Salk: This vaccine can prevent children from getting polio. We can administer the vaccine at schools and…

DeSantis: Slow down, Jonas, we have iron lungs AND crutches. Maybe we can create a vending machine with crutches so everyone has access.

Ladapo: Yeah, great idea. Vaccines are nothing special.

Salk: Are you guys pro-virus?

Luckily, conversations like these were not a reality — people in the 1950s did not complain that public health messaging emphasized the important role of the polio vaccine. My parents, who were young kids during that time, have complained about walking to school in heavy snow uphill both ways, but never complained once about a lack of crutches. When preventive measures like polio or COVID-19 vaccines are this effective on a large scale, political leaders and health providers must encourage as many people as possible to get vaccinated.

Beyond protecting people from getting sick, public health policies that emphasize vaccinations even limit healthcare costs. Keeping people from needing a hospital or ICU has obvious cost saving benefits.

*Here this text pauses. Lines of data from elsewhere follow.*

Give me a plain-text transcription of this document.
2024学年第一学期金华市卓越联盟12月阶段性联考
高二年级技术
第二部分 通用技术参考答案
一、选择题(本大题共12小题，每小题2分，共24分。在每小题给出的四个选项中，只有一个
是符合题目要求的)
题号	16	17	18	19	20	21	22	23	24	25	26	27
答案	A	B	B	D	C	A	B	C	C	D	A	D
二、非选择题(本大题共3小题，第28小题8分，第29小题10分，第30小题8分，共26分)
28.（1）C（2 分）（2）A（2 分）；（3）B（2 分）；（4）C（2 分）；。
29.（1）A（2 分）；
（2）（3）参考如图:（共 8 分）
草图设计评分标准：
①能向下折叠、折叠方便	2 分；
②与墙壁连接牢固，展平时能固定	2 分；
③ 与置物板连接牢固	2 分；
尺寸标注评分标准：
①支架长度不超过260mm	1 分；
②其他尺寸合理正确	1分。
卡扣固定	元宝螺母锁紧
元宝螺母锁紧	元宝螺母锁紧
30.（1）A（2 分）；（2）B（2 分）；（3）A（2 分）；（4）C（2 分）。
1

The numbers tell the story:

  • About $30 to $40 for each dose of COVID-19 vaccine (with the benefit of limiting infection on a population-wide basis and high efficacy in preventing hospitalization or death in case of infection)
  • $1,250 or more for each monoclonal antibody treatment (with no benefit of long-lasting immunity or community protection, 70% effective in preventing hospitalization and death in people with mild COVID-19)
  • $700 for a full course of the new antiviral molnupiravir (no benefit of long-lasting immunity or community protection, 50% effective in preventing hospitalization or death)

Throw in the fact that overcrowded hospitals are postponing surgeries for people with cancer and are literally draining resources like clean water, and we can see that treatment-first policies are not only silly, but dangerous.

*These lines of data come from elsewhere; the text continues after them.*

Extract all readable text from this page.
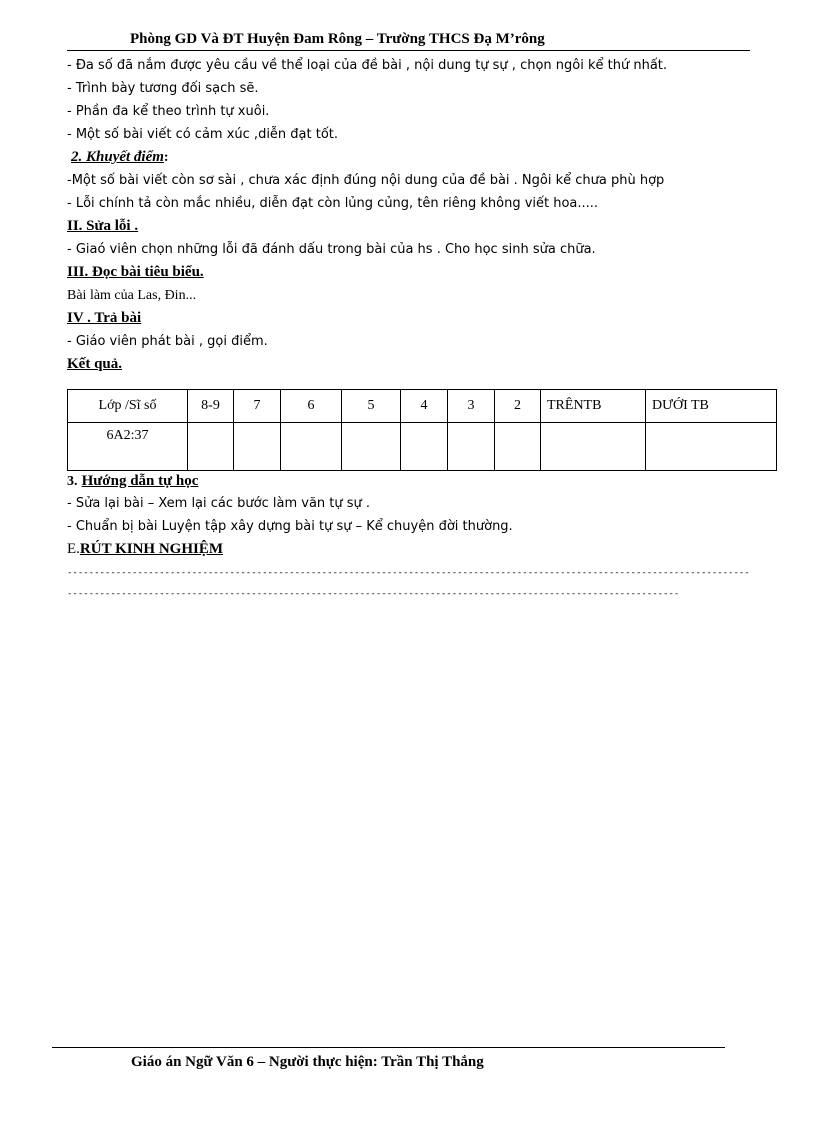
Phòng GD Và ĐT Huyện Đam Rông – Trường THCS Đạ M’rông
- Đa số đã nắm được yêu cầu về thể loại của đề bài , nội dung tự sự , chọn ngôi kể thứ nhất.
- Trình bày tương đối sạch sẽ.
- Phần đa kể theo trình tự xuôi.
- Một số bài viết có cảm xúc ,diễn đạt tốt.
2. Khuyết điểm:
-Một số bài viết còn sơ sài , chưa xác định đúng nội dung của đề bài . Ngôi kể chưa phù hợp
- Lỗi chính tả còn mắc nhiều, diễn đạt còn lủng củng, tên riêng không viết hoa.....
II. Sửa lỗi .
- Giaó viên chọn những lỗi đã đánh dấu trong bài của hs . Cho học sinh sửa chữa.
III. Đọc bài tiêu biểu.
Bài làm của Las, Đin...
IV . Trả bài
- Giáo viên phát bài , gọi điểm.
Kết quả.
Lớp /Sĩ số	8-9	7	6	5	4	3	2	TRÊNTB	DƯỚI TB
6A2:37									
3. Hướng dẫn tự học
- Sửa lại bài – Xem lại các bước làm văn tự sự .
- Chuẩn bị bài Luyện tập xây dựng bài tự sự – Kể chuyện đời thường.
E.RÚT KINH NGHIỆM
------------------------------------------------------------------------------------------------------------------------------
-----------------------------------------------------------------------------------------------------------------
Giáo án Ngữ Văn 6 – Người thực hiện: Trần Thị Thắng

Public heath messaging must emphasize prevention over therapeutics, and most of the time, our patients are not upset about this. Our patients want our advice about diet, exercise, and smoking cessation — tools to keep them healthy — more than our opinion on which cardiac pacemakers and stents are most effective. Patients are fine with our efforts to convince them to get colonoscopies and avoid the need for chemotherapy and colostomy bags. No one wants to reach the point where those interventions are necessary.

Available COVID-19 treatments are a miracle for infected patients and should be widely available to people at an affordable cost — but they are a second line of defense. Vaccines are a miracle for everyone, they can help prevent people from being infected, and are widely available at no cost to the public. Keeping communities healthy by preventing illness should be a primary goal for any public health officer. Let’s keep encouraging each other to help our communities by wearing masks, washing hands, getting tested, and getting vaccinated.

Kenneth J. Stanley, MD, MBA, is board certified in family medicine and works as an emergency physician in rural Texas. He is also a volunteer for the Houston Health Department and a member of the Advisory Board for the Energy Industries Council.